I play the first few lines over and over, till he is satisfied.

A clock on the mantelpiece chimes eleven. I expect the lesson to finish now – my lessons always last for one hour. But he doesn’t seem to notice.

I play the F minor Fantaisie.

‘We have talked about this before,’ he says. ‘You need more of a sense of structure. To have a sense of the architecture of the piece, to feel it. Do you remember, when we talked about this?’

‘Yes,’ I say.

I think about what he told me:
The piece must feel like a whole, so the ending will
come at just the right time.
But I’ve never entirely understood how to show this in the playing.

He asks for the Mazurka in A minor.

‘Remember, technically this may be quite simple, but emotionally it is very complex,’ he says.

I play. He frowns a little.

‘The Mazurkas are full of yearning,’ he says. ‘Of homesickness. And strangeness – such strange harmonies. These harmonies seem shockingly modern to us. Here the composer was long before his time. This is Chopin’s simplest music, but also perhaps his finest … You have to feel it in yourself, the longing…’

I play the piece again. I feel all the yearning in me. I play well, very well. It’s one of those moments that any musician lives for – when the music takes flight, when a single phrase of music seems to say all that need ever be said.

Afterwards, he is quiet for a long moment. Then he clears his throat.

‘That is good,’ he says then. ‘Very good.’

I wait, expecting some qualification.

‘This is what I hoped for from you, Fräulein Whittaker. Here we see what you are capable of. And why you will be the finest pianist that it’s been my pleasure to teach.’

This shocks and thrills me. I can’t believe he’s saying this.

The clock chimes twelve. My shoulders are aching, my whole body is aching. I’m desperate for a coffee.

He sees me glance at the clock.

‘You must concentrate,’ he tells me. ‘It’s late, we haven’t got long.’

I play the E major Etude. We work on the difficult middle section, the complex bravura harmonies.

And then he says, ‘And now I would like you to play me the ‘Berceuse’, Fräulein Whittaker.’

I open my music-case, pull out the music. I play it, this loveliest, tenderest of cradle-songs. Though this isn’t really my best playing; I’m exhausted, I’ve been concentrating for nearly three hours now.

When I finish, I expect more teaching, more criticism. For him to pull my technique apart; to point out all my inadequacies. I remember what he told me all those weeks ago, when I first played this piece to him.
There has to be stillness in it. Young
people cannot be still.
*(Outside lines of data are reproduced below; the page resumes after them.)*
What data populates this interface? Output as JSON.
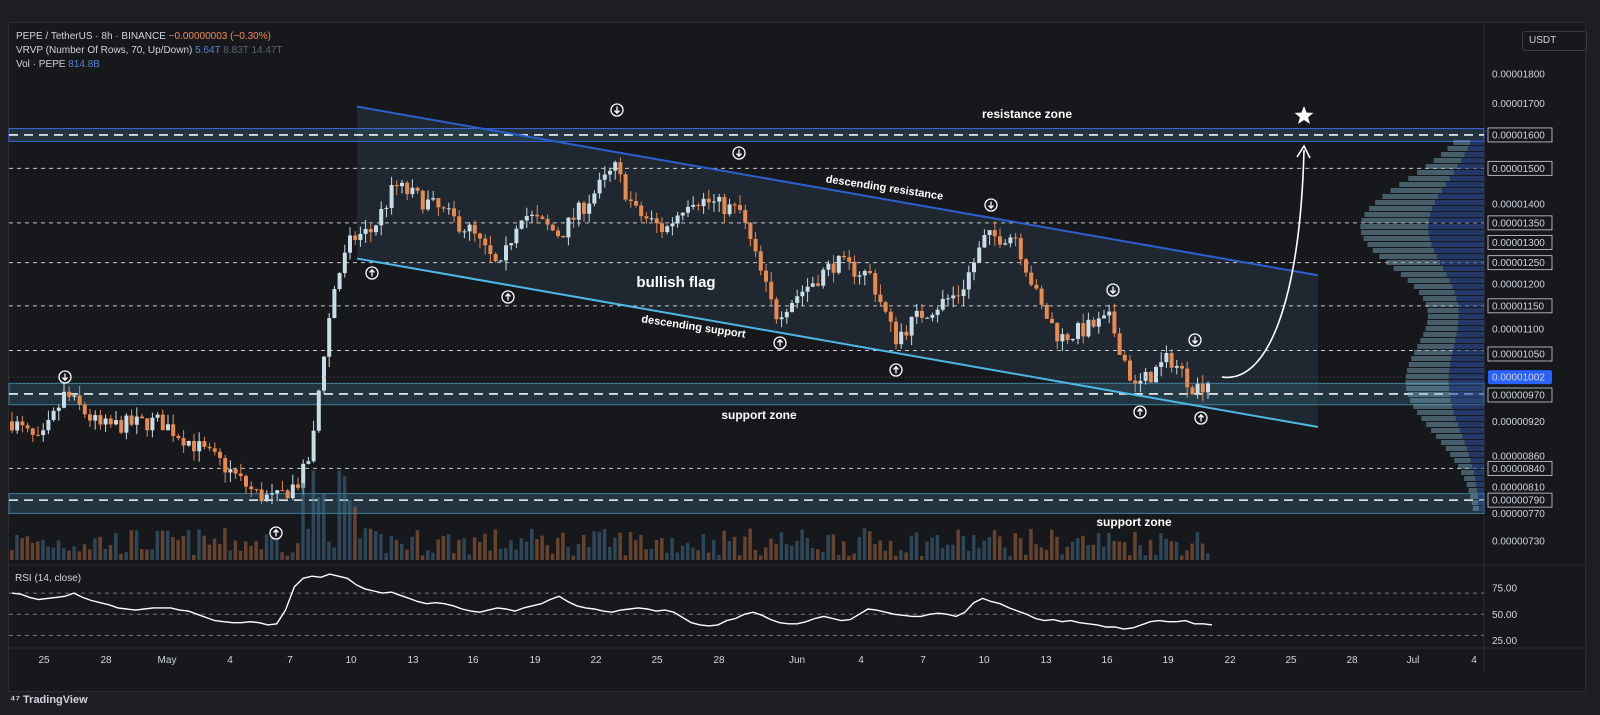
{
  "header": {
    "symbol_line_parts": [
      "PEPE / TetherUS · 8h · BINANCE ",
      "−0.00000003 (−0.30%)"
    ],
    "vrvp_parts": [
      "VRVP (Number Of Rows, 70, Up/Down) ",
      "5.64T",
      " 8.83T",
      " 14.47T"
    ],
    "vol_parts": [
      "Vol · PEPE ",
      "814.8B"
    ]
  },
  "currency_label": "USDT",
  "rsi_label": "RSI (14, close)",
  "brand": "TradingView",
  "colors": {
    "up": "#c8dde6",
    "down": "#e8894f",
    "background": "#17181c",
    "channel_fill": "#2b3b4c",
    "resistance_line": "#2c5fd0",
    "support_line": "#4fb8e8",
    "zone_fill": "#2c4c5c",
    "last_price_tag": "#2962ff"
  },
  "annotations": {
    "bullish_flag": "bullish flag",
    "resistance_zone": "resistance zone",
    "support_zone_1": "support zone",
    "support_zone_2": "support zone",
    "descending_resistance": "descending resistance",
    "descending_support": "descending support"
  },
  "icons": [
    "arrow-down-circle-icon",
    "arrow-up-circle-icon",
    "star-icon",
    "curved-arrow-icon"
  ],
  "chart_data": {
    "type": "candlestick",
    "title": "PEPE / TetherUS · 8h · BINANCE",
    "y_axis": {
      "scale": "log",
      "tick_labels": [
        "0.00001800",
        "0.00001700",
        "0.00001600",
        "0.00001500",
        "0.00001400",
        "0.00001350",
        "0.00001300",
        "0.00001250",
        "0.00001200",
        "0.00001150",
        "0.00001100",
        "0.00001050",
        "0.00001002",
        "0.00000970",
        "0.00000920",
        "0.00000860",
        "0.00000840",
        "0.00000810",
        "0.00000790",
        "0.00000770",
        "0.00000730"
      ],
      "boxed_levels": [
        "0.00001600",
        "0.00001500",
        "0.00001350",
        "0.00001300",
        "0.00001250",
        "0.00001150",
        "0.00001050",
        "0.00000970",
        "0.00000840",
        "0.00000790"
      ],
      "last_price": "0.00001002"
    },
    "x_axis": {
      "tick_labels": [
        "25",
        "28",
        "May",
        "4",
        "7",
        "10",
        "13",
        "16",
        "19",
        "22",
        "25",
        "28",
        "Jun",
        "4",
        "7",
        "10",
        "13",
        "16",
        "19",
        "22",
        "25",
        "28",
        "Jul",
        "4"
      ]
    },
    "horizontal_levels": [
      1.6e-05,
      1.5e-05,
      1.35e-05,
      1.25e-05,
      1.15e-05,
      1.055e-05,
      9.7e-06,
      8.4e-06,
      7.9e-06
    ],
    "zones": [
      {
        "name": "resistance zone",
        "from": 1.58e-05,
        "to": 1.62e-05
      },
      {
        "name": "support zone",
        "from": 9.5e-06,
        "to": 9.9e-06
      },
      {
        "name": "support zone",
        "from": 7.7e-06,
        "to": 8e-06
      }
    ],
    "trendlines": [
      {
        "name": "descending resistance",
        "start": [
          "May 10",
          1.69e-05
        ],
        "end": [
          "Jun 26",
          1.22e-05
        ]
      },
      {
        "name": "descending support",
        "start": [
          "May 10",
          1.26e-05
        ],
        "end": [
          "Jun 26",
          9.1e-06
        ]
      }
    ],
    "pattern": {
      "name": "bullish flag",
      "from": "May 10",
      "to": "Jun 26"
    },
    "projection": {
      "from": 1e-05,
      "to": 1.5e-05
    },
    "rsi": {
      "label": "RSI (14, close)",
      "tick_labels": [
        "75.00",
        "50.00",
        "25.00"
      ],
      "levels": [
        70,
        50,
        30
      ],
      "values": [
        70,
        69,
        66,
        64,
        65,
        66,
        67,
        70,
        66,
        63,
        61,
        59,
        56,
        55,
        54,
        55,
        56,
        56,
        56,
        54,
        53,
        50,
        47,
        44,
        43,
        42,
        42,
        43,
        42,
        40,
        41,
        54,
        76,
        84,
        86,
        85,
        88,
        86,
        84,
        78,
        74,
        72,
        70,
        71,
        68,
        65,
        62,
        60,
        61,
        60,
        58,
        55,
        53,
        52,
        54,
        56,
        55,
        53,
        56,
        58,
        60,
        64,
        67,
        62,
        58,
        56,
        55,
        53,
        52,
        54,
        55,
        56,
        55,
        53,
        54,
        52,
        47,
        42,
        40,
        39,
        40,
        44,
        46,
        50,
        52,
        49,
        45,
        42,
        41,
        41,
        43,
        46,
        48,
        46,
        44,
        45,
        50,
        55,
        54,
        52,
        50,
        49,
        48,
        48,
        50,
        51,
        50,
        48,
        52,
        61,
        65,
        62,
        60,
        56,
        53,
        50,
        46,
        44,
        45,
        43,
        44,
        42,
        41,
        40,
        38,
        38,
        36,
        37,
        40,
        43,
        44,
        43,
        43,
        44,
        41,
        41,
        40
      ]
    },
    "price_range_shown": [
      7.3e-06,
      1.85e-05
    ]
  }
}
You have to find that stillness inside yourself
. I remember how I felt like a child, when he said that.

But he leans back in his chair and gives a little sigh.

‘Thank you,’ he says. As though I have given him something. ‘Well, that’s all, my dear.’
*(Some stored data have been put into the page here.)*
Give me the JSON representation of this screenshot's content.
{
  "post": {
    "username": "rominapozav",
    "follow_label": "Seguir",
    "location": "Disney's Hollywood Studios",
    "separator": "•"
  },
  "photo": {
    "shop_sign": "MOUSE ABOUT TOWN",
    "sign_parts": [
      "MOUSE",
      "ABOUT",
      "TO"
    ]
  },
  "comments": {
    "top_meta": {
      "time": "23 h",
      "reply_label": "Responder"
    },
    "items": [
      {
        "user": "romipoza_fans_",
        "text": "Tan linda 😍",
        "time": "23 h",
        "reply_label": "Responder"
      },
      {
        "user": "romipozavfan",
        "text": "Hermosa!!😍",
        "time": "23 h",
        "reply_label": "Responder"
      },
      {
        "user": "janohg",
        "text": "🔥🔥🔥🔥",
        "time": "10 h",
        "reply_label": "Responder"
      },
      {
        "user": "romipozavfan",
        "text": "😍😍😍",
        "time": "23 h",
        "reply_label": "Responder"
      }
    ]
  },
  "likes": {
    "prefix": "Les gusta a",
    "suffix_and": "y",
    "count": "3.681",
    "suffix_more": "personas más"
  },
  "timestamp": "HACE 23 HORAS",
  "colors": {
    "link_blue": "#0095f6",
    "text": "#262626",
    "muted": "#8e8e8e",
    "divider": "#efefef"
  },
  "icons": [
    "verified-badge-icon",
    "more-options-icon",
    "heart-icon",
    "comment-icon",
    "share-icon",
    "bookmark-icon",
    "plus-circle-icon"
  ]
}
He has never called me ‘my dear’ before. There’s a tremor in the corner of my mind, like the flutter of a moth’s wing.

I put my music away, close up my music-case. I may be tired, but Dr Zaslavsky looks far more exhausted than me. His face is the colour of ashes.

‘Remember all those things, Fräulein Whittaker. Will you do that for me?’
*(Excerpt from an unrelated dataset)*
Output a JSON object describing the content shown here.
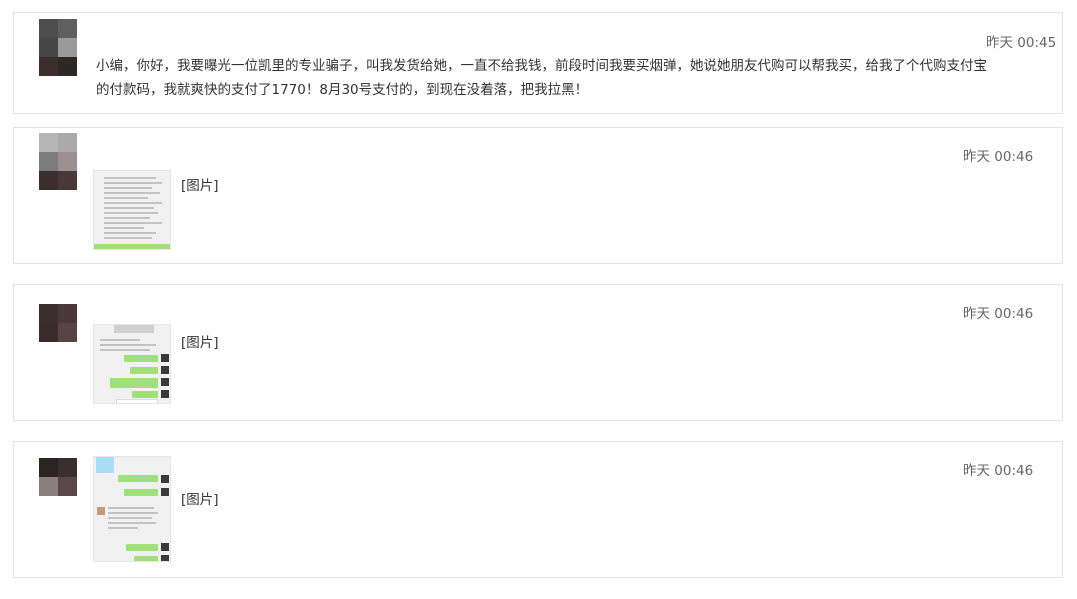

His eyes on me. I used to feel that he had a young man’s eyes – ardent, passionate. You wouldn’t think that today. His eyes are weary, and his voice is thin, an old man’s voice.

‘Yes, I will, of course I will. Thank you so much for the lesson.’

He makes a slight gesture, opening out his hands. As though to say this was nothing – that the pleasure was his.

‘So – I’ll be seeing you on Thursday at the Academy?’ I ask him.

He murmurs something I can’t quite catch.

I’m left unsure where I stand – not knowing whether I should still turn up on Thursday. I’ll find out later. For now, I’m tired and hungry and eager to leave. I long for a coffee and a cigarette.

He brings me my coat and my hat, and helps me into my coat. He takes me through to his hallway. As he opens his door, the sound slams into us – the roaring of the massed engines of the
Wehrmacht
. You can smell and taste the petrol fumes on the air. Neither of us makes any comment. He stands there for a moment; I can sense his eyes, how they follow me, as I walk towards the street.